People tend to overestimate how disruptive a certain technology will be in the short term, but underestimate its influence in the long term. In venture capital investing, this manifests itself as a flood of capital into an exciting new technology that is simply too immature to commercialize, or a market that takes too long to develop. With that comes a whole crop of startups that go out of business.
This has certainly been the case with autonomous vehicles (AVs), as illustrated by the recent acquisition of Zoox by Amazon for about $1 billion – which sounds like a nice exit except that they raised around $1B in equity and debt to get there. And that’s one of the better outcomes!
The meltdowns are coming for autonomous cars, trucking, robo-taxis, and last-mile delivery services. There are way too many companies chasing the autonomous future of transportation, and here’s the main hitch: it doesn’t really work yet.
Driving is something people can do pretty well, but it is an “unstructured” task. Driving at “Level 5”— which requires no safety driver and the ability to drive any arbitrary route—is out of reach for the most sophisticated AI autopilots today. Will we get there? Yes. But it will be years from now, and the path will be evolutionary.
AVs that navigate “semi-structured” environments and operate at “L4” or lower will be first, operating now as shuttles in gated communities, food delivery within the confines of a college campus, and taxis that follow prescribed routes (all with safety drivers, of course). Long haul trucking is a promising first candidate too, but even that is hard for AI today under real-world conditions. We are getting there, and the work that is being done is truly amazing, but the stakes are incredibly high. An autonomous vehicle has to be as safe as a human driver—preferably safer—and cheaper. It’s a high standard to achieve.
The history of innovation is littered with startups who were too early or too late.
At Menlo Ventures, we frame this “Goldilocks problem” of getting the timing just right as a question: “When is there a convergence of all the necessary factors to make this big problem tractable?” Ideally, you want to solve something that is hard enough so that not everyone can do it, but it’s not TOO hard.
After poking around the AV market for a while, we broadened our scope to include autonomy and robotics broadly. We’ve witnessed the convergence of multiple technologies: cheap and massive computing power, adequate machine vision, low-cost sensors, cameras and lidars, powerful machine learning algorithms and AI. In just the last few years, robots have advanced from doing highly structured, repetitive tasks (think of an automotive manufacturing bot) to taking on much more complex “semi-structured” tasks. The impact of this step-function improvement in utility is enormous, and one of the first places to see that impact is warehouse automation. E-commerce is causing major changes; a far greater number of smaller orders that have to be picked and packed instead of shipped out to retail stores is causing major strains on backend order fulfillment in addition to labor shortages. 6River Systems was our first investment in this area and was recently acquired by Shopify, but there is far more to be done. RightHand Robotics is automating the picking of items with a self-learning and highly versatile gripper. And our latest investment, Fox Robotics, is making autonomous forklifts that load and unload trucks – a typical large distribution center may have up to 150 or so of these, and unload hundreds of trucks per day. These are not easy problems for today’s autonomous bots. Even when the environment is controlled —the object you have to pick up is in a bin with a well-defined boundary, the pallet you need to unload is wooden and has spaces for the forks on the lift to fit into— it can get messy. Wooden pallets break, loads shift, lighting changes, someone bumps you. Forklifts and picking arms still need human intervention when they get confused. And that is fine when you are in a warehouse and the robot can replace 90 percent of what a person can do. It is not fine when you are a vehicle on the road.

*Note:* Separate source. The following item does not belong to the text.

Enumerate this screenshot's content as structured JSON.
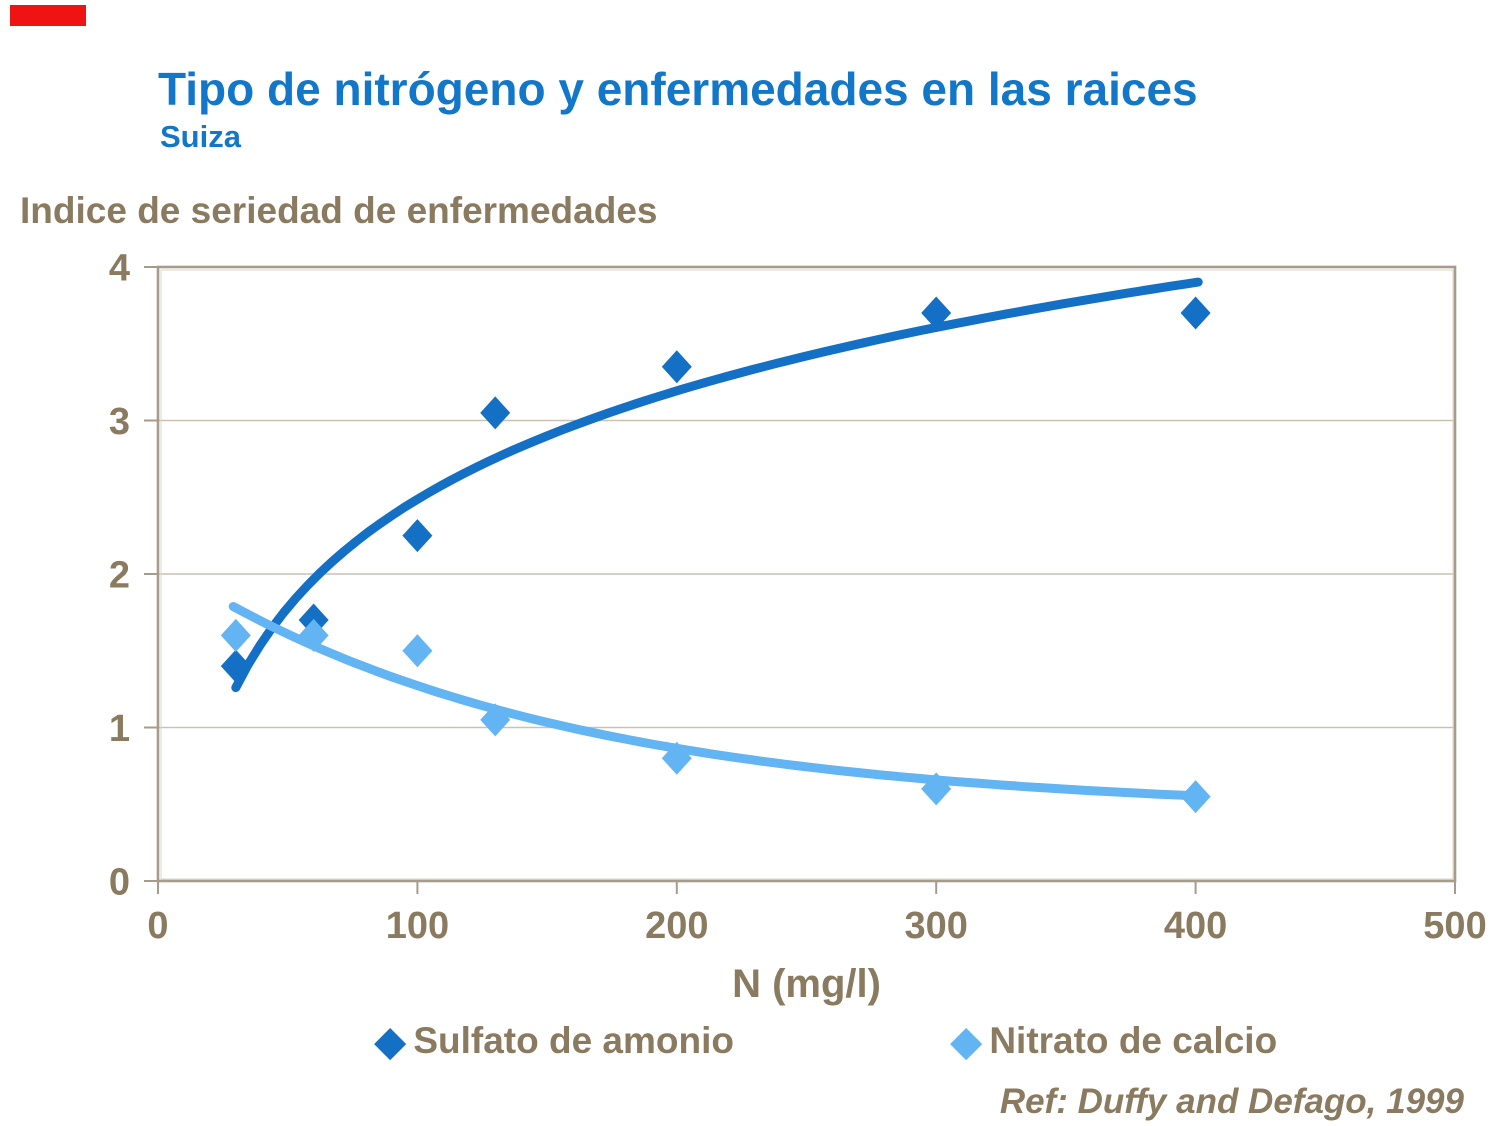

Where else are robots ready to produce big ROI? We’ve looked for other problems that fit the “Goldilocks” model. Two industries where we see potential are construction and agriculture. Certain assembly tasks and piece-finishing like welding and painting are good candidates. At some point, robots could be a huge aid to our aging population and dramatically reduce the cost of home healthcare, but like L5 autonomous vehicles, this is still a futuristic vision and not ready for VC investment. I suspect the robotics category is going to be a good one for VCs and entrepreneurs for some time to come. The trajectory of technological advancement makes me optimistic that machines will, in fact, be capable of taking on totally unstructured tasks and likely perform them better than we do, but along the way, we need to be careful not to invest ahead of reality. The team at Fox are some of the best roboticists in the world and we’re proud to be partnering with them. This is the state-of-the-art in autonomy today.